The data backdrop is more balanced, while as each month goes by, the economy gets closer to meeting the Federal Reserve's mandate, thereby allowing them to commence tapering, he said.
TwentyFour AM's base case is that 10-year U.S. Treasury yields will end the year between 1.50% and 1.75%.
Brent crude oil was flat and WTI futures slipped, with prices slightly below flat for the week so far. U.S. oil stats released Wednesday were rather constructive, said DNB's Helge Andre Martinsen.
API data showed a bigger-than-expected drop in gasoline inventories, though crude draws undershot expectations. EIA data will be in focus later, after the body released its short-term energy outlook on Wednesday, which contained slight downward revisions to its global oil demand forecasts for this year and next.
Separately, the market also faces the potential risk of disruptions to Libyan supply, with protests at eastern oil terminals and reports of tankers being blocked.

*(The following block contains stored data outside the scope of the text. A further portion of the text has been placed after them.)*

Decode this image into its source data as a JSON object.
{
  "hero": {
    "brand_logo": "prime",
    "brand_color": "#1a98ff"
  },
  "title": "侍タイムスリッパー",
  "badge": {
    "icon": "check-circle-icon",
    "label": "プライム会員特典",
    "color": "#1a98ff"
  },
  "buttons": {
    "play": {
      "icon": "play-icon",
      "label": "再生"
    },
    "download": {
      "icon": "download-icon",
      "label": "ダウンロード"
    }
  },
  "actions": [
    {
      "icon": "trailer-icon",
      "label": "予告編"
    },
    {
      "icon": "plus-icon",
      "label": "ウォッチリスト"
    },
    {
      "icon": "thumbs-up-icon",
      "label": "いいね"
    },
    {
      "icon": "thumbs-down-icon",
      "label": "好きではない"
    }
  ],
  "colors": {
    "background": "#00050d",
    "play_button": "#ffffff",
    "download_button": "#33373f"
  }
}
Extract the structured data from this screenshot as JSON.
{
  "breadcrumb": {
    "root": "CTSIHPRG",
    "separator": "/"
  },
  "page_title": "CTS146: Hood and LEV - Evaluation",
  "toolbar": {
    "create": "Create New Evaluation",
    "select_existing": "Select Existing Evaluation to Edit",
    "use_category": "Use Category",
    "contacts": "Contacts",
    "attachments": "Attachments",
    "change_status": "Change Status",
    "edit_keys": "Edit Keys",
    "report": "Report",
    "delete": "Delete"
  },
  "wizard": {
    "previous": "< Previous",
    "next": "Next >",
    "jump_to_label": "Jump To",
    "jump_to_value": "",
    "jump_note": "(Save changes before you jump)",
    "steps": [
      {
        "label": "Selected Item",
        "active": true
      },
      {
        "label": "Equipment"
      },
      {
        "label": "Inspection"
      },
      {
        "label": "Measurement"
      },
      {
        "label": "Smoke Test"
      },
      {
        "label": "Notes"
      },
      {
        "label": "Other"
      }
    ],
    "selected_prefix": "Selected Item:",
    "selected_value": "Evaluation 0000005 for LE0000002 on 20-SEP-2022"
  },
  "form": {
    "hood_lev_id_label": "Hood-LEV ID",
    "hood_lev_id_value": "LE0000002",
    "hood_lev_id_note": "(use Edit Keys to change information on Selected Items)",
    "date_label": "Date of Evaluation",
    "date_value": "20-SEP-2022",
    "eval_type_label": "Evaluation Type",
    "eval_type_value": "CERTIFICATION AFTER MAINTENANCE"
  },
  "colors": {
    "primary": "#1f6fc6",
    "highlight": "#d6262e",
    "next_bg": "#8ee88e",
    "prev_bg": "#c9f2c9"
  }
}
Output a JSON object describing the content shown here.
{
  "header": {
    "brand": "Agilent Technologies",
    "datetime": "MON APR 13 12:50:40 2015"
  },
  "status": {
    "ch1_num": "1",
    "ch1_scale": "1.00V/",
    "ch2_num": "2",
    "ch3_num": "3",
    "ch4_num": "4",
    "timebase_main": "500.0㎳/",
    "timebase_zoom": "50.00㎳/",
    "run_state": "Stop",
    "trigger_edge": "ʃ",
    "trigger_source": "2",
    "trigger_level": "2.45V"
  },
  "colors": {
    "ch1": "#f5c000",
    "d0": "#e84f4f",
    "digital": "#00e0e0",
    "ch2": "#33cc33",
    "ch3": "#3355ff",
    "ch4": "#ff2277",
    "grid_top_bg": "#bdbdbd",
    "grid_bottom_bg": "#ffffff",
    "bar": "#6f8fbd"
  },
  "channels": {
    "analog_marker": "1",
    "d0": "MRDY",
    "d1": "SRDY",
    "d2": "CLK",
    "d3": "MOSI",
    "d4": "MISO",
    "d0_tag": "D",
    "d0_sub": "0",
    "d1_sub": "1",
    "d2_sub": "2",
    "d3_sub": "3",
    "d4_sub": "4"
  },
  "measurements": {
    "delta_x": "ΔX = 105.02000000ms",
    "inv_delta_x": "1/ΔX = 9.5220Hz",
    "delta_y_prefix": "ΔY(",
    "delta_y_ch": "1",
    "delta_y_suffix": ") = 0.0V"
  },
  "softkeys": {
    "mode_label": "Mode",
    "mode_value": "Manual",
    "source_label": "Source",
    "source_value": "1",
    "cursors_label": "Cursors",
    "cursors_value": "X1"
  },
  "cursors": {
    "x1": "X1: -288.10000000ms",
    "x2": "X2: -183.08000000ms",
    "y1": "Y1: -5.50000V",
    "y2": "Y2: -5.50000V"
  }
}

Aluminum prices set a fresh high amid supply concerns. Three-month aluminum on the LME was up 1.3% at $2,828.50 a metric ton, its highest level since 2008.
China has been cracking down on illegal aluminum production while curtailing the activities of other producers of the metal in order to reduce its carbon emissions.
The supply picture has been further clouded by a coup in Guinea, which produces 22% of the world's bauxite, crucial for making aluminum.
"The coup in Guinea is further accentuating the metals supply risks plaguing aluminium markets," said TD Securities.
The supply picture is drawing in speculators, the bank said. "This further reinforces our view for aluminium to sustainably outperform copper prices," said TD.
Gold prices were listless ahead of the ECB.